An extended, 18-month examination cycle will apply to more banks under joint interim final rules issued Thursday by federal banking regulators and set to take effect upon publication in the Federal Register.
The rules implement a provision of the Economic Growth, Regulatory Relief, and Consumer Protection Act (EGRRCPA, S. 2155), which won final passage in Congress and was signed by the president in May. The act applies an 18-month exam cycle to banks with less than $3 billion in assets, up from the current $1 billion threshold.
The regulators – Federal Reserve Board, Office of the Comptroller of the Currency (OCC) and Federal Deposit Insurance Corp. (FDIC) – issued a joint release Thursday on the interim final rules, which will also be out for a 60-day comment period.

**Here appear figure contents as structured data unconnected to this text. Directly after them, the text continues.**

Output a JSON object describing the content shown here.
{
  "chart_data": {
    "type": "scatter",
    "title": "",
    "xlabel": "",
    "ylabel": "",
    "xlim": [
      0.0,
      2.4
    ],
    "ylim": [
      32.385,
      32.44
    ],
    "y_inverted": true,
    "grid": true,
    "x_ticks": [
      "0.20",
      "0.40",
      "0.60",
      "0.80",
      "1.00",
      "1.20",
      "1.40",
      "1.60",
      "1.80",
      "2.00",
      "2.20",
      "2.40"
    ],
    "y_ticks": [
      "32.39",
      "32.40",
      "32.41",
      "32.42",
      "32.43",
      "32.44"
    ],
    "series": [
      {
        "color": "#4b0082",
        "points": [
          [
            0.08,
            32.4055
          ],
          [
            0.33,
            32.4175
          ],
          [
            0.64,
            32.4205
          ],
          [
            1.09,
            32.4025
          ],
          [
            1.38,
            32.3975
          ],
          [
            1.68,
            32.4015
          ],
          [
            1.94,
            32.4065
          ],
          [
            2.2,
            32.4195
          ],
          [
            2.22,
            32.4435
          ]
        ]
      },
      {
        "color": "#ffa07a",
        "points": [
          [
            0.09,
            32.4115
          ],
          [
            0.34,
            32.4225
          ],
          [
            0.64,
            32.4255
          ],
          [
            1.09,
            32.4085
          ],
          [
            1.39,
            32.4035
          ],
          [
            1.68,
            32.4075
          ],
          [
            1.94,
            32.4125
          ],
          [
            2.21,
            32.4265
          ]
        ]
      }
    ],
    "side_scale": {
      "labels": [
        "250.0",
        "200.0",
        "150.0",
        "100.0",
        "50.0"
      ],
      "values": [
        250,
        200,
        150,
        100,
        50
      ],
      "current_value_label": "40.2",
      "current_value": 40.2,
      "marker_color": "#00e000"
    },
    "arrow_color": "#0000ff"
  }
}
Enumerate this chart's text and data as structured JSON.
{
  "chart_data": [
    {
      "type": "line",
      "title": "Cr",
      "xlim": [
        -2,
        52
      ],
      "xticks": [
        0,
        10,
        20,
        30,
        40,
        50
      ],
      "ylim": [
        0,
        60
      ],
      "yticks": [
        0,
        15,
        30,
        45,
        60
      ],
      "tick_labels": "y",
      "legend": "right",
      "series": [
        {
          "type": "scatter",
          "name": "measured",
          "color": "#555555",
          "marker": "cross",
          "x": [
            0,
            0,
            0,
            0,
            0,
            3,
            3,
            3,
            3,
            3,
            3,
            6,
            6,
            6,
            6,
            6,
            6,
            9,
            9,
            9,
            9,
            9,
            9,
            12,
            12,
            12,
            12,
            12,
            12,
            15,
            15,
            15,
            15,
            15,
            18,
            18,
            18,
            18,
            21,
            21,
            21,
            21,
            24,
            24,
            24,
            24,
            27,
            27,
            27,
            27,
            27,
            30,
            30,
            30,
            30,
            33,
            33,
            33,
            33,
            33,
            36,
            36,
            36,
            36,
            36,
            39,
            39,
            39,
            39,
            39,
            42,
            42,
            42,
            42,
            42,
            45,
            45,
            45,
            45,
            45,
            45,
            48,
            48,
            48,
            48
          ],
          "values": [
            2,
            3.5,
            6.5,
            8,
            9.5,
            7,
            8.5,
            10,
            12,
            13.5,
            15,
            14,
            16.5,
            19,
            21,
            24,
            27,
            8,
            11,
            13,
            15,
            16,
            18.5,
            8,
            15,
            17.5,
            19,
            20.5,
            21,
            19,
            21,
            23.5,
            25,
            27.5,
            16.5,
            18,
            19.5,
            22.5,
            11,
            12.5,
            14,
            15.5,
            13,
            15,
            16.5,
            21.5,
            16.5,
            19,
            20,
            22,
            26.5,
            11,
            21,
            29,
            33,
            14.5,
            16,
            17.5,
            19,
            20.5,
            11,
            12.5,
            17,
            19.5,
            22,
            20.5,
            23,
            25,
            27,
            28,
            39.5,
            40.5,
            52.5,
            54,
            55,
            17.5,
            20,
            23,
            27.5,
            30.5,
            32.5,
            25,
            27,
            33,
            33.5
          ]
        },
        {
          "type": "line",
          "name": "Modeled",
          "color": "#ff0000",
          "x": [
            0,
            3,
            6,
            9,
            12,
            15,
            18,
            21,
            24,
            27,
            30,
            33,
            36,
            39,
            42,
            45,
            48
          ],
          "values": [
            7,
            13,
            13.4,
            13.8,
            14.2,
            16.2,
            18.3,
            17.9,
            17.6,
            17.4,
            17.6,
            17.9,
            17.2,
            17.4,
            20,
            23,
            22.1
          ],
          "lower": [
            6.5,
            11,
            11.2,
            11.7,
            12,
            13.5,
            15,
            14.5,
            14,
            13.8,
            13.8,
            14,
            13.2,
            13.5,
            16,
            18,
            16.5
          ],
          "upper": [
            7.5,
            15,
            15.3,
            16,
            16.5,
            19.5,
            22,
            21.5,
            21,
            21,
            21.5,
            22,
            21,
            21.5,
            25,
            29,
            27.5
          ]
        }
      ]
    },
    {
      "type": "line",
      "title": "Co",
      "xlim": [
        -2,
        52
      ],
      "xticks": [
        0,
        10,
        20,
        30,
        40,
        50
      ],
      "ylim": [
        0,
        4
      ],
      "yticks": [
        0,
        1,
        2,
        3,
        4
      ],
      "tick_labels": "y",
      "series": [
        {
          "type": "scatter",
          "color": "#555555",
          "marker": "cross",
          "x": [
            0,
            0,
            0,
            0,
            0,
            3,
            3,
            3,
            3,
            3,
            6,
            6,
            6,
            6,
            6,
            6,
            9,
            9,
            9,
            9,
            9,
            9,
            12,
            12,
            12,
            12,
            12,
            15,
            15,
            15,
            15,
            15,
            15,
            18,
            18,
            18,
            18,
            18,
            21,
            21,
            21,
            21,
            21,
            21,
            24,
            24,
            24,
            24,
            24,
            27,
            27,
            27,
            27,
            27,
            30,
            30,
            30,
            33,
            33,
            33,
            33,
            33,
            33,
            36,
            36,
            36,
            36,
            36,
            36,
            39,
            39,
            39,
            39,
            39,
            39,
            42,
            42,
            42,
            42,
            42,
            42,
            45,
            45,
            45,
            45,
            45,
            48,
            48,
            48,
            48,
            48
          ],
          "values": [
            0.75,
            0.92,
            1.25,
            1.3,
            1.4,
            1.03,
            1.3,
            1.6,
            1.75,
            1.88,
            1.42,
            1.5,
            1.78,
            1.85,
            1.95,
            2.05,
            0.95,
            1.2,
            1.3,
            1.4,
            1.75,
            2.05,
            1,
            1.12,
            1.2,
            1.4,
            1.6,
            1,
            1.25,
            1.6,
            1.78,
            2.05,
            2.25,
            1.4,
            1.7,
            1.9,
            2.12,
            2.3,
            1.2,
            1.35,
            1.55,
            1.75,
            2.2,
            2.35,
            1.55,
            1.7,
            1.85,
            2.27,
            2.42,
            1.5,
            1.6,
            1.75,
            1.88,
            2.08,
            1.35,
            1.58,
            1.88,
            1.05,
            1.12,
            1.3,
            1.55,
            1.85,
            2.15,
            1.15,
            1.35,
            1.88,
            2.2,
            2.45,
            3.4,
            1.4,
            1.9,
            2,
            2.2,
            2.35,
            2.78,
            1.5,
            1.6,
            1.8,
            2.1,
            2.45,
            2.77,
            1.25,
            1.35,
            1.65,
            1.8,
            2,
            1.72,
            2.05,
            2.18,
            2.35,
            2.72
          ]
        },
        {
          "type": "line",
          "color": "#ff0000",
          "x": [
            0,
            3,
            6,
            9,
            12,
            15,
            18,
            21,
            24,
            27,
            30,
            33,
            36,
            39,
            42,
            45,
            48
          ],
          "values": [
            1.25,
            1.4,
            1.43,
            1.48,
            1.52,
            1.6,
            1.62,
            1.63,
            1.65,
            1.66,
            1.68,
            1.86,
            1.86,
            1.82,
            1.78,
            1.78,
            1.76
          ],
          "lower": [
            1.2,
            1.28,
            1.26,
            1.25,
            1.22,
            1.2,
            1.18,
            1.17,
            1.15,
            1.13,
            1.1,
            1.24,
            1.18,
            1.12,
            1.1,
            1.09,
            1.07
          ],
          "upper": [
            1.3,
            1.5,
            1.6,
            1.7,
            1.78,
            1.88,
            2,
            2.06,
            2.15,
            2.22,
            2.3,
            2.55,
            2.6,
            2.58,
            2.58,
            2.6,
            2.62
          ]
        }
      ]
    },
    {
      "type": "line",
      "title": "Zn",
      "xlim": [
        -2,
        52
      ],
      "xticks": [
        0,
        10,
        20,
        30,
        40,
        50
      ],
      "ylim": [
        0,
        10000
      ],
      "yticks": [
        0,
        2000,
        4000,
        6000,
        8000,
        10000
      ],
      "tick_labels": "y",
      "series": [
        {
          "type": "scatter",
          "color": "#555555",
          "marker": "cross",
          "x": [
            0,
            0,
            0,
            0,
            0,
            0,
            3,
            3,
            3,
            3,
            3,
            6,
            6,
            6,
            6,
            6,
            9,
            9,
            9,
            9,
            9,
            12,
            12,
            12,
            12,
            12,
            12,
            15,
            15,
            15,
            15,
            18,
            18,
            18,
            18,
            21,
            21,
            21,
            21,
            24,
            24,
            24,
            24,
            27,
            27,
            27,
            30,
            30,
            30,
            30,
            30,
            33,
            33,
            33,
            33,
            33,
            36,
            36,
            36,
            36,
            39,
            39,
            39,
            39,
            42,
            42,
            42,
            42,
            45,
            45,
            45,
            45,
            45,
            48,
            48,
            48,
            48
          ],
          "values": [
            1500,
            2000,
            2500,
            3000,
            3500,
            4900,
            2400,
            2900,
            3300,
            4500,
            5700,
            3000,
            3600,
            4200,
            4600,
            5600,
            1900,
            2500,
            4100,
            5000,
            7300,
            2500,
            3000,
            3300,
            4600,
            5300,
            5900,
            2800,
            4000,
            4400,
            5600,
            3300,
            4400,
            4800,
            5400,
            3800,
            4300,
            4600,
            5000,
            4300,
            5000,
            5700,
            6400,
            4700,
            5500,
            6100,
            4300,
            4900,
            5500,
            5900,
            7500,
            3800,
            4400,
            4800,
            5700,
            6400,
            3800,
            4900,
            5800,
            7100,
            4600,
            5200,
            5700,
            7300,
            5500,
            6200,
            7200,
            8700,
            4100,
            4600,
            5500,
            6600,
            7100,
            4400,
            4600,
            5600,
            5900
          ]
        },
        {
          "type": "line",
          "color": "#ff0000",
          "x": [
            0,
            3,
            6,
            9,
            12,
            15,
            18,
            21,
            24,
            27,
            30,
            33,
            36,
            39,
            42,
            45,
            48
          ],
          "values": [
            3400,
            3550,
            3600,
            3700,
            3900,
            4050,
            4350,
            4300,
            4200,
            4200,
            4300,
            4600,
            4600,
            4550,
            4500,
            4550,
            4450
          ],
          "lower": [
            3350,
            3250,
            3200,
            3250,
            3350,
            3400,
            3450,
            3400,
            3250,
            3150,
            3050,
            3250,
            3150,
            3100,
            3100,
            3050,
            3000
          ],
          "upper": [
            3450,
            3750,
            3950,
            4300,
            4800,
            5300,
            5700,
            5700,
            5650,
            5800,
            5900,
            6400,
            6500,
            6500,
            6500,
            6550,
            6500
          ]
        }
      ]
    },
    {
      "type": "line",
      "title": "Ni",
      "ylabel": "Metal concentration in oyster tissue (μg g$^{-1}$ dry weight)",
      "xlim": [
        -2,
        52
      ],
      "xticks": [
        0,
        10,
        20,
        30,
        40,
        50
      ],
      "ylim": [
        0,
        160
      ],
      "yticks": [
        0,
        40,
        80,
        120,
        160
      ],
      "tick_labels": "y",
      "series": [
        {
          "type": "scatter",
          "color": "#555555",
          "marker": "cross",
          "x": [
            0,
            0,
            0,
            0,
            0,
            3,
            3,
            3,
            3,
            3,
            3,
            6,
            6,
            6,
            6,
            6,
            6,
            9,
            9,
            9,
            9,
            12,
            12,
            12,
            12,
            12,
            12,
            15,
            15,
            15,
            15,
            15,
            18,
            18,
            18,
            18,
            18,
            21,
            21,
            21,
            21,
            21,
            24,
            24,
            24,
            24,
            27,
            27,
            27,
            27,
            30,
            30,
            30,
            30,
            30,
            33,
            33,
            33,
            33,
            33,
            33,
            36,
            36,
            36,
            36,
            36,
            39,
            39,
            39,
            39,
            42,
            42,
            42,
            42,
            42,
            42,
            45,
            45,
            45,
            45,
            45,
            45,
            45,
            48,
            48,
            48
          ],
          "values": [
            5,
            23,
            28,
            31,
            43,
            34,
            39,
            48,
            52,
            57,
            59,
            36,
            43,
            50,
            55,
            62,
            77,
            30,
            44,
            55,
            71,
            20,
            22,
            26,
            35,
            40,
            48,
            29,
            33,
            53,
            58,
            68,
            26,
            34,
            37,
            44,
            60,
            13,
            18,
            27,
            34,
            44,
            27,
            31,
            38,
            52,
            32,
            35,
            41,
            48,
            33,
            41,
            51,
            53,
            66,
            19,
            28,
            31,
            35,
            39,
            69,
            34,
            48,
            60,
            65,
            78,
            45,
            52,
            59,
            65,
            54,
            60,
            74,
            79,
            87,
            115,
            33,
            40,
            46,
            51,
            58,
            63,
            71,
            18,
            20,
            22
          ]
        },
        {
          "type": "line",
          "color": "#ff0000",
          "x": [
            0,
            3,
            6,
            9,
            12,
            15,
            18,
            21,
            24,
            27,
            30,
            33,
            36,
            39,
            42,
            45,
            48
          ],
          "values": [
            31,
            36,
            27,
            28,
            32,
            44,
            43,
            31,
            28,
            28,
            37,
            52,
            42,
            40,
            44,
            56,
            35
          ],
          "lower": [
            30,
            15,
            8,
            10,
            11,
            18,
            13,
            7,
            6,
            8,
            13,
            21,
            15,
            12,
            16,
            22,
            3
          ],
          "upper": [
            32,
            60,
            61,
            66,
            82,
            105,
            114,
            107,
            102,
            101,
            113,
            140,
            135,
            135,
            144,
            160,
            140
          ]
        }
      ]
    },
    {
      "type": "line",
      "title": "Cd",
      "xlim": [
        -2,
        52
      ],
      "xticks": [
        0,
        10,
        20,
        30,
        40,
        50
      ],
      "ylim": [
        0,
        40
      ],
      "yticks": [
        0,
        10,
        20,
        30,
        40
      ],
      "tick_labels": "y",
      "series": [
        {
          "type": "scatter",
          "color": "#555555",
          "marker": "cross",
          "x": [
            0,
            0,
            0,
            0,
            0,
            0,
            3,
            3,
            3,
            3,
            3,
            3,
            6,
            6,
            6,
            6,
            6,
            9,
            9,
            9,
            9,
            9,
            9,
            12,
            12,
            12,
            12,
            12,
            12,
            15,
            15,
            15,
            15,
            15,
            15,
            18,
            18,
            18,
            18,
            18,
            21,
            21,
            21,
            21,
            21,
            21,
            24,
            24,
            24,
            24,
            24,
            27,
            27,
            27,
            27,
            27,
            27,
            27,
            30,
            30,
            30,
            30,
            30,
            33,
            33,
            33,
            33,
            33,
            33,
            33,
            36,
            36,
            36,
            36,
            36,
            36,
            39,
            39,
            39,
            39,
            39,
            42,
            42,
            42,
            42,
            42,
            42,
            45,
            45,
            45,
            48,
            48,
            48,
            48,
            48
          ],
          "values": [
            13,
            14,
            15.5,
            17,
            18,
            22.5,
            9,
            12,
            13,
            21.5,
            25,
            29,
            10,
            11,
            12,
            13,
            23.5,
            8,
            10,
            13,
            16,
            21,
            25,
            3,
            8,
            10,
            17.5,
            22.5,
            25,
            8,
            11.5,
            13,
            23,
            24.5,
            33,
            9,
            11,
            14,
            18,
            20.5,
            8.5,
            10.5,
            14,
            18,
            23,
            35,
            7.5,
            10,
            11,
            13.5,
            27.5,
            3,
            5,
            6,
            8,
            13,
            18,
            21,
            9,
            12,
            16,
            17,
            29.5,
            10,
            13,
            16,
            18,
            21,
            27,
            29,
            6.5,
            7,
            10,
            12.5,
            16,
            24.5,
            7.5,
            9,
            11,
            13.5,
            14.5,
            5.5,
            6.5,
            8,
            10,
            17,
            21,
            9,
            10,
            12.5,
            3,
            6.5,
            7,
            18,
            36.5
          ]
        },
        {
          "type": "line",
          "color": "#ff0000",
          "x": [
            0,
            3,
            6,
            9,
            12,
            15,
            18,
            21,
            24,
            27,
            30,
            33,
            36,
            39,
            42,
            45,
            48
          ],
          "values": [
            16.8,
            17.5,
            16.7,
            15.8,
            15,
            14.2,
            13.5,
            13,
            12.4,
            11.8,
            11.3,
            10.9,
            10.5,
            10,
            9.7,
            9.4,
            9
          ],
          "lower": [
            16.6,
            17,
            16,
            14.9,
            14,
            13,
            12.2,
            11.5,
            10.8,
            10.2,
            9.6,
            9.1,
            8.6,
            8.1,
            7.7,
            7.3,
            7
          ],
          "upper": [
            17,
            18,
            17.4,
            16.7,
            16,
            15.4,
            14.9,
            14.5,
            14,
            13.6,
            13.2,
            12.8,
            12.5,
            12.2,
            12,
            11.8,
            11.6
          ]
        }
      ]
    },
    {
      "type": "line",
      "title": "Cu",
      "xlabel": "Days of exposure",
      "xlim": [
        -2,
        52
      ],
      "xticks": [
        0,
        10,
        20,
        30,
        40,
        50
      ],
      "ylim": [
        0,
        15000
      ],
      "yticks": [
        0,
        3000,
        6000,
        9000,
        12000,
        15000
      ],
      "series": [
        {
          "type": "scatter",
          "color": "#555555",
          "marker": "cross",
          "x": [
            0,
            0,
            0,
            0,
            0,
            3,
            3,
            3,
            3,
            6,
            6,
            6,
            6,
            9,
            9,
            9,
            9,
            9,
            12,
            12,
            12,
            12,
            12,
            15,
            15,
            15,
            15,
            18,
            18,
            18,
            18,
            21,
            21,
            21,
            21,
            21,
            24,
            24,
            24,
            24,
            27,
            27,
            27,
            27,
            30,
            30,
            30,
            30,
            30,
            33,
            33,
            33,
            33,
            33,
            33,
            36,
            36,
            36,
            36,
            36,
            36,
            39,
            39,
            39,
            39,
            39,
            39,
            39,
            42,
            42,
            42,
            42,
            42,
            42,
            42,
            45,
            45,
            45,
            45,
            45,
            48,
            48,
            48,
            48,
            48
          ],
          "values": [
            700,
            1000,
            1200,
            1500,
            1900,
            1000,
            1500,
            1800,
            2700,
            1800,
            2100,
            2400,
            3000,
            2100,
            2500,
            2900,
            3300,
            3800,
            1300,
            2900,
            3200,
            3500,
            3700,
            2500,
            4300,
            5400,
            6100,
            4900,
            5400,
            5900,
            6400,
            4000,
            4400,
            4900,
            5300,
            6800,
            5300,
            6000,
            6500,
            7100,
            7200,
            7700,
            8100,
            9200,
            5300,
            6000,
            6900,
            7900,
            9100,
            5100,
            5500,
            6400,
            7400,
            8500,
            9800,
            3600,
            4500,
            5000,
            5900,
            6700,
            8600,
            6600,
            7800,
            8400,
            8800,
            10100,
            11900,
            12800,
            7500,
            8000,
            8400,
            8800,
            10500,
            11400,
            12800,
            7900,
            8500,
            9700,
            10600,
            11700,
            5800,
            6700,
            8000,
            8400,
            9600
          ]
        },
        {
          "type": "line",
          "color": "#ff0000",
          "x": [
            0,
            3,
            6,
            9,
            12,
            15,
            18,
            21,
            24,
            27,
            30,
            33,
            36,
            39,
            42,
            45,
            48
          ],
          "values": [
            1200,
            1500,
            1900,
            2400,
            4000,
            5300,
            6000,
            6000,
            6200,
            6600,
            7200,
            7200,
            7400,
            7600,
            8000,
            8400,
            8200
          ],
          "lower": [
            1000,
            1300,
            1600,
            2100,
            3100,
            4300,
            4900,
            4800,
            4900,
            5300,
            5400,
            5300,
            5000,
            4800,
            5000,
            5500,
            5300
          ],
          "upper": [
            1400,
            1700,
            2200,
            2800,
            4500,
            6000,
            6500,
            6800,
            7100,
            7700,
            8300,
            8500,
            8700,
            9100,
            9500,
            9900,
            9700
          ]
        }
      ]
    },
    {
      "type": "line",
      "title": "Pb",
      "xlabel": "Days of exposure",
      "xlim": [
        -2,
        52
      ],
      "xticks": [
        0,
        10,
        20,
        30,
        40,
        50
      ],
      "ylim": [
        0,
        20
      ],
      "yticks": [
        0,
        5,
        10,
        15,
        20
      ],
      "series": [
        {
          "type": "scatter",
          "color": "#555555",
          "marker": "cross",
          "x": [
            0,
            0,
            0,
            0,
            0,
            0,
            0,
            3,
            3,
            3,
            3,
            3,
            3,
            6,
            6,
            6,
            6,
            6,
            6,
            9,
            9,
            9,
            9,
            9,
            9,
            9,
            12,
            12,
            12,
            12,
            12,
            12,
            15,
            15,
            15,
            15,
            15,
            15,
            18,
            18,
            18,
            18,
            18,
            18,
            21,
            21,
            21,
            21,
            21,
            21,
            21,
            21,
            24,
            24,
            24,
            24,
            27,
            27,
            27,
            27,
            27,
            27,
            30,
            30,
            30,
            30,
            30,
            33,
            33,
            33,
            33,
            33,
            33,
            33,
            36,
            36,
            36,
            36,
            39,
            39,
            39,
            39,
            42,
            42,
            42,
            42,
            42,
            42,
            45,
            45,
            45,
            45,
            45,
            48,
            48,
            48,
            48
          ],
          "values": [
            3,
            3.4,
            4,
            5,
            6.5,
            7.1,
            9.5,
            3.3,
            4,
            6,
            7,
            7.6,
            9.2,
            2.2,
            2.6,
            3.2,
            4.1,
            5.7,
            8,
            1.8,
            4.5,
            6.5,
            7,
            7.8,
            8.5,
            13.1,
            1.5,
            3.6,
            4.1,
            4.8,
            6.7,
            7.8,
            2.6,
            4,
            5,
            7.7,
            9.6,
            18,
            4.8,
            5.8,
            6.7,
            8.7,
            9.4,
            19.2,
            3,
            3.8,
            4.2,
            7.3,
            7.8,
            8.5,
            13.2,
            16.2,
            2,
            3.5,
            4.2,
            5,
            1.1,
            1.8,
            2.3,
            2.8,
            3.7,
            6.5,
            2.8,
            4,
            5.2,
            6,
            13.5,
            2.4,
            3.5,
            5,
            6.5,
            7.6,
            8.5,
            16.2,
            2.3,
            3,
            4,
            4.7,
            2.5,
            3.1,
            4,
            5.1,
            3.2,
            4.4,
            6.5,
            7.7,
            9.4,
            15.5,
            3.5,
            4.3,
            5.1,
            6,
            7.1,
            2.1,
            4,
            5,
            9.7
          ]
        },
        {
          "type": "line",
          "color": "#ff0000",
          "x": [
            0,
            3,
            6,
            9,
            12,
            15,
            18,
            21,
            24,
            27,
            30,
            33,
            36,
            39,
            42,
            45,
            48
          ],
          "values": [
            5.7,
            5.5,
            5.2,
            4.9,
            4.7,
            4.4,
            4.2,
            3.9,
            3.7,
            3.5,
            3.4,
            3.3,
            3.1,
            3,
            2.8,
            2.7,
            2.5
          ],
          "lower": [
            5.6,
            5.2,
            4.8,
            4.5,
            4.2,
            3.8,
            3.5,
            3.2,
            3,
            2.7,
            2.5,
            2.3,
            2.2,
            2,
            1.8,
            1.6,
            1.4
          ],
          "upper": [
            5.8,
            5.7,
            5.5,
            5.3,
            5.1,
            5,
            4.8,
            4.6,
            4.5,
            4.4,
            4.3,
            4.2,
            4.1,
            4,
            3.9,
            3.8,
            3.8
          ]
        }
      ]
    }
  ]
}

Like the current requirement, the extended cycle under this interim final rule provides that an exam will be conducted for a qualified institution with less than $3 billion in assets “not less than once” during an 18-month period (instead of not less than once in a 12-month period). A “qualified” bank generally is well capitalized and well managed, the agencies note.
Currently, a bank under $1 billion must have an “outstanding” composite rating to qualify for an extended, 18-month exam cycle. Under the interim rule, and through the exercise of the agencies’ current, discretionary statutory authority, qualifying banks under $3 billion that have an “outstanding” or “good” composite rating will be eligible for the extended cycle.
The agencies also note that, in order to qualify for an 18-month examination cycle, any insured depository institution with total assets under $3 billion – including one with a composite rating of “good” – must meet other capital, managerial, and supervisory criteria (set forth in section 10(d) of the Federal Deposit Insurance Act and the agencies’ implementing regulations).
The agencies say an estimated 420 banks and savings associations could qualify for the extended cycle under the interim final rule, which would bring the total number eligible to 4,798. About 33 U.S. branches and agencies of foreign banks would also be eligible, they said.